Background: During wound healing processes fibroblasts account for wound closure by adopting a contractile phenotype. One disease manifestation of COPD is emphysema which is characterized by destruction of alveolar walls and our hypothesis is that fibroblasts in the COPD lungs differentiate into a more contractile phenotype as a response to the deteriorating environment.
Methods: Bronchial (central) and parenchymal (distal) fibroblasts were isolated from lung explants from COPD patients (n = 9) (GOLD stage IV) and from biopsies from control subjects and from donor lungs (n = 12). Tissue-derived fibroblasts were assessed for expression of proteins involved in fibroblast contraction by western blotting whereas contraction capacity was measured in three-dimensional collagen gels.
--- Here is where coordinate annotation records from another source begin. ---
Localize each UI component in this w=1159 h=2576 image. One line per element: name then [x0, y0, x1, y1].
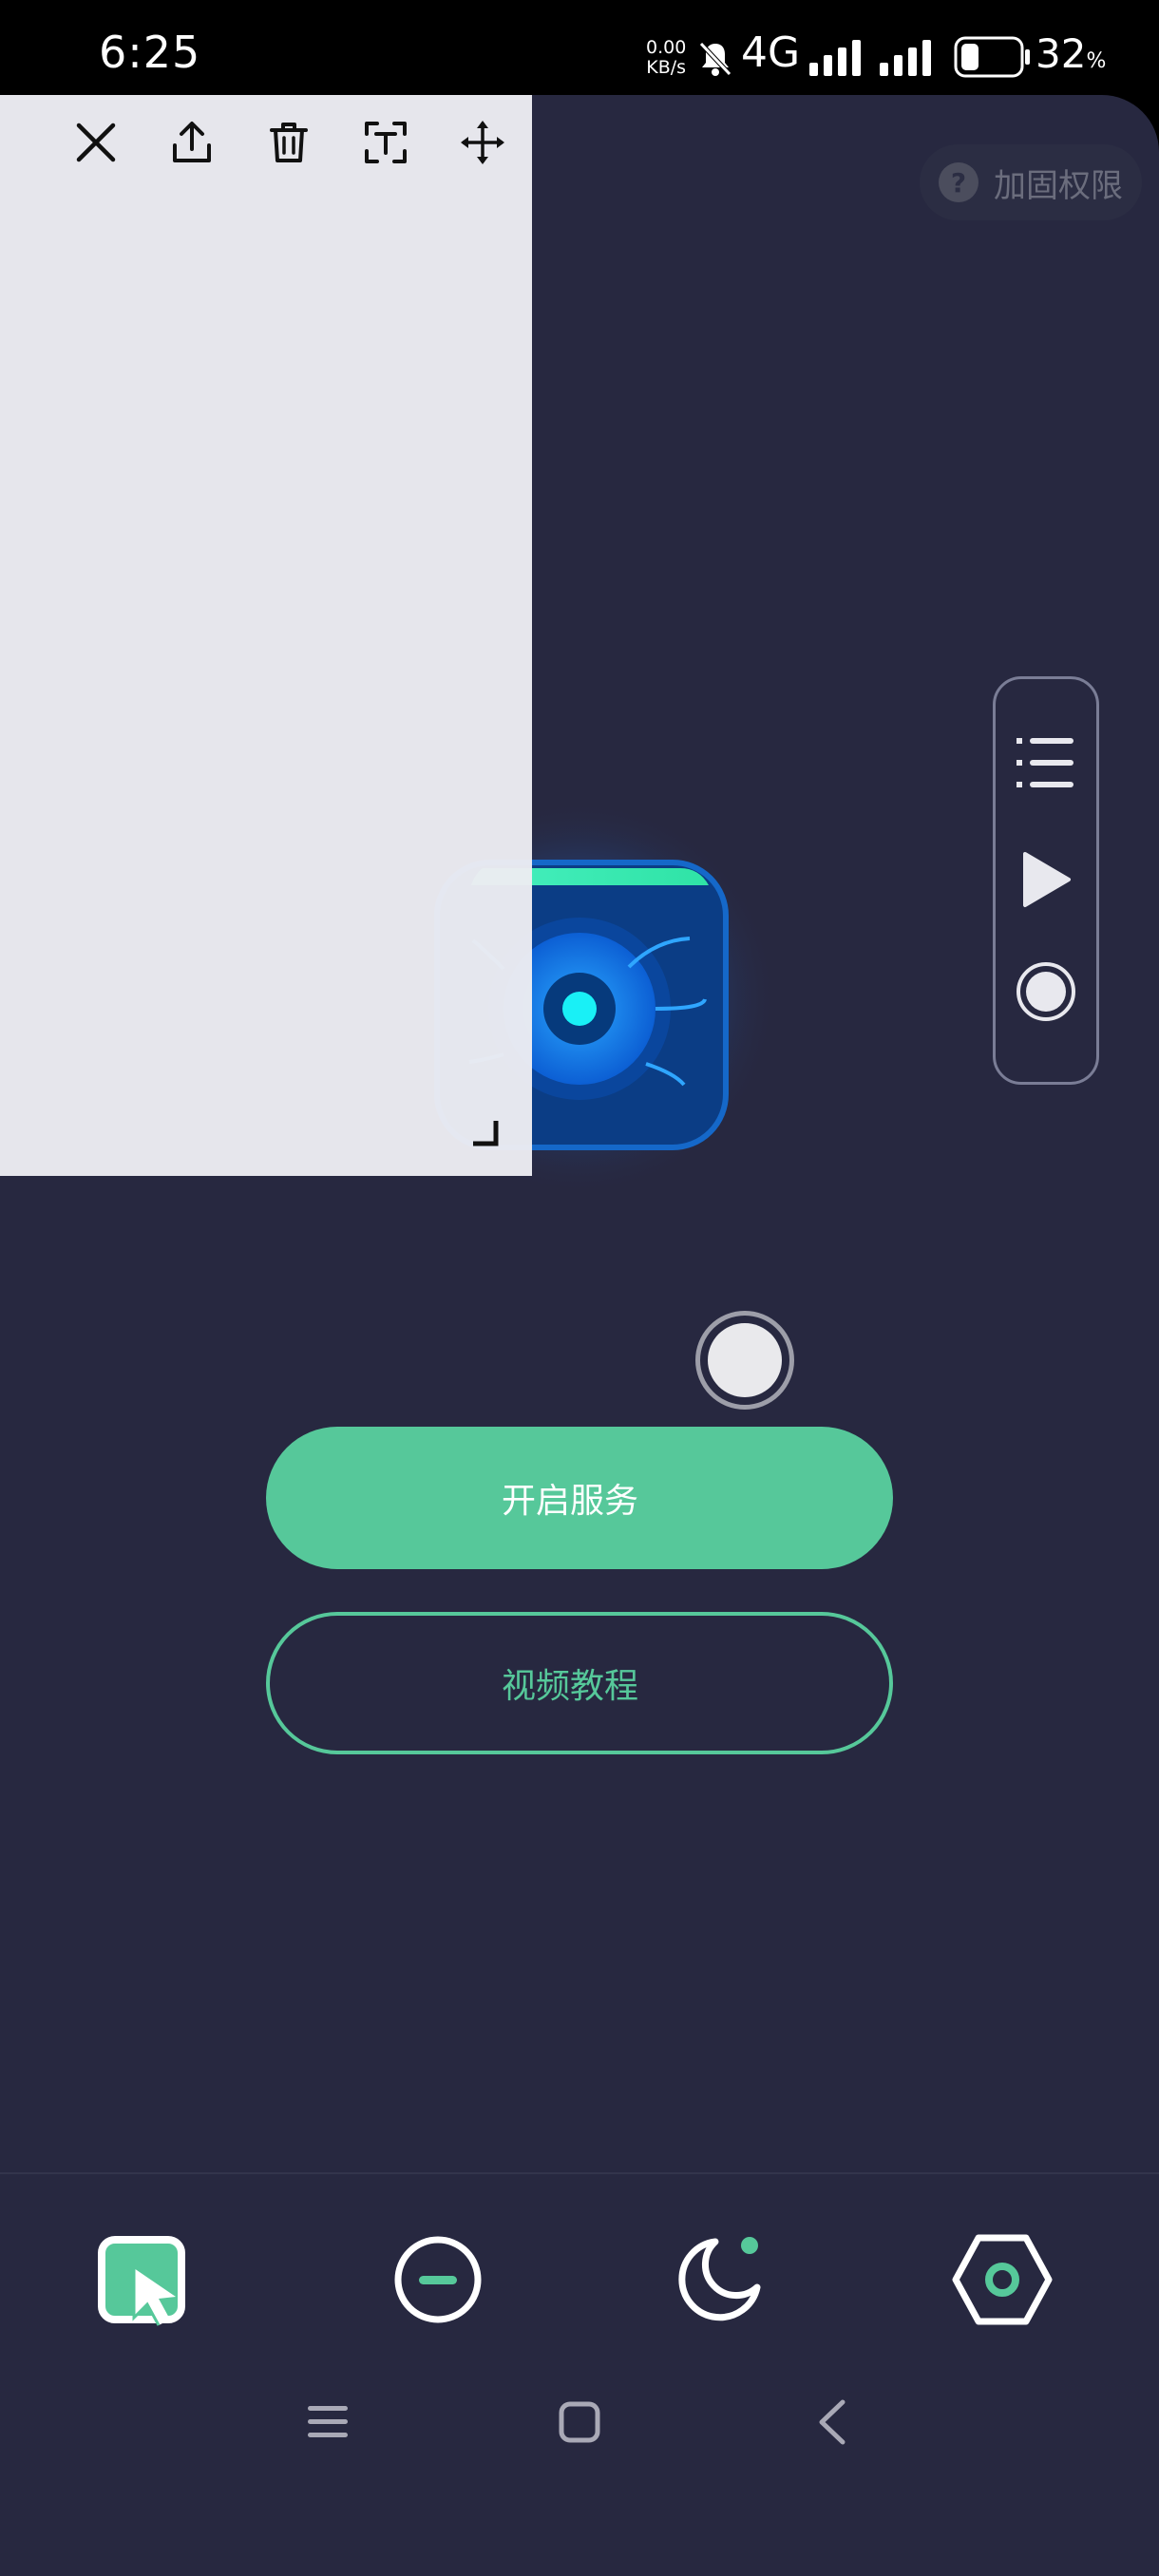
- resize-handle-icon[interactable]: [473, 1121, 502, 1149]
- status-bar: 6:25 0.00 KB/s 4G 32%: [0, 0, 1159, 95]
- overlay-close-button[interactable]: [67, 114, 124, 171]
- share-icon: [173, 122, 211, 162]
- moon-icon: [678, 2237, 761, 2321]
- video-tutorial-button[interactable]: 视频教程: [266, 1612, 893, 1754]
- overlay-text-recognition-button[interactable]: [357, 114, 414, 171]
- close-icon: [76, 123, 116, 162]
- help-icon: ?: [939, 162, 978, 202]
- list-button[interactable]: [996, 736, 1096, 789]
- battery-percent-symbol: %: [1086, 49, 1107, 73]
- net-speed: 0.00 KB/s: [646, 38, 686, 78]
- net-speed-unit: KB/s: [646, 57, 687, 78]
- record-button[interactable]: [996, 960, 1096, 1023]
- start-service-button[interactable]: 开启服务: [266, 1427, 893, 1569]
- settings-hexagon-icon: [952, 2234, 1053, 2325]
- video-tutorial-label: 视频教程: [501, 1667, 638, 1706]
- harden-permission-label: 加固权限: [994, 166, 1123, 205]
- nav-menu-button[interactable]: [294, 2389, 361, 2455]
- back-icon: [819, 2399, 846, 2445]
- system-nav-bar: [0, 2364, 1159, 2481]
- text-recognition-icon: [365, 122, 407, 163]
- tab-auto-click[interactable]: [89, 2227, 194, 2332]
- harden-permission-button[interactable]: ? 加固权限: [920, 144, 1142, 220]
- screenshot-edit-overlay: [0, 95, 532, 1176]
- battery-percent-value: 32: [1036, 30, 1087, 77]
- bottom-tab-bar: [0, 2174, 1159, 2364]
- battery-percent: 32%: [1036, 30, 1106, 77]
- signal-icon-sim2: [880, 40, 931, 76]
- home-icon: [559, 2401, 600, 2443]
- menu-icon: [308, 2406, 348, 2437]
- nav-home-button[interactable]: [546, 2389, 613, 2455]
- play-button[interactable]: [996, 850, 1096, 909]
- network-type: 4G: [741, 28, 801, 77]
- touch-indicator: [695, 1311, 794, 1410]
- list-icon: [1016, 738, 1074, 787]
- cursor-click-icon: [98, 2236, 185, 2326]
- floating-control-panel: [993, 676, 1099, 1085]
- tab-night[interactable]: [667, 2227, 771, 2332]
- battery-icon: [954, 36, 1030, 78]
- delete-icon: [270, 123, 308, 162]
- move-icon: [461, 121, 504, 164]
- tab-settings[interactable]: [950, 2227, 1054, 2332]
- play-icon: [1023, 852, 1071, 907]
- overlay-share-button[interactable]: [163, 114, 220, 171]
- net-speed-value: 0.00: [646, 37, 687, 58]
- status-time: 6:25: [99, 27, 201, 78]
- overlay-delete-button[interactable]: [260, 114, 317, 171]
- mute-icon: [699, 42, 732, 76]
- tab-minimize[interactable]: [386, 2227, 490, 2332]
- nav-back-button[interactable]: [800, 2389, 866, 2455]
- start-service-label: 开启服务: [501, 1482, 638, 1521]
- signal-icon-sim1: [809, 40, 861, 76]
- record-icon: [1016, 962, 1075, 1021]
- minus-circle-icon: [394, 2236, 482, 2323]
- overlay-move-button[interactable]: [454, 114, 511, 171]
Results: The basal expression of rho-associated coiled-coil protein kinase 1 (ROCK1) was increased in both centrally and distally derived fibroblasts from COPD patients compared to fibroblasts from control subjects (p < 0.001) and (p < 0.01), respectively. Distally derived fibroblasts from COPD patients had increased contractile capacity compared to control fibroblasts (p < 0.01). The contraction was dependent on ROCK1 activity as the ROCK inhibitor Y27632 dose-dependently blocked contraction in fibroblasts from COPD patients. ROCK1-positive fibroblasts were also identified by immunohistochemistry in the alveolar parenchyma in lung tissue sections from COPD patients.
Conclusions: Distally derived fibroblasts from COPD patients have an enhanced contractile phenotype that is dependent on ROCK1 activity. This feature may be of importance for the elastic dynamics of small airways and the parenchyma in late stages of COPD.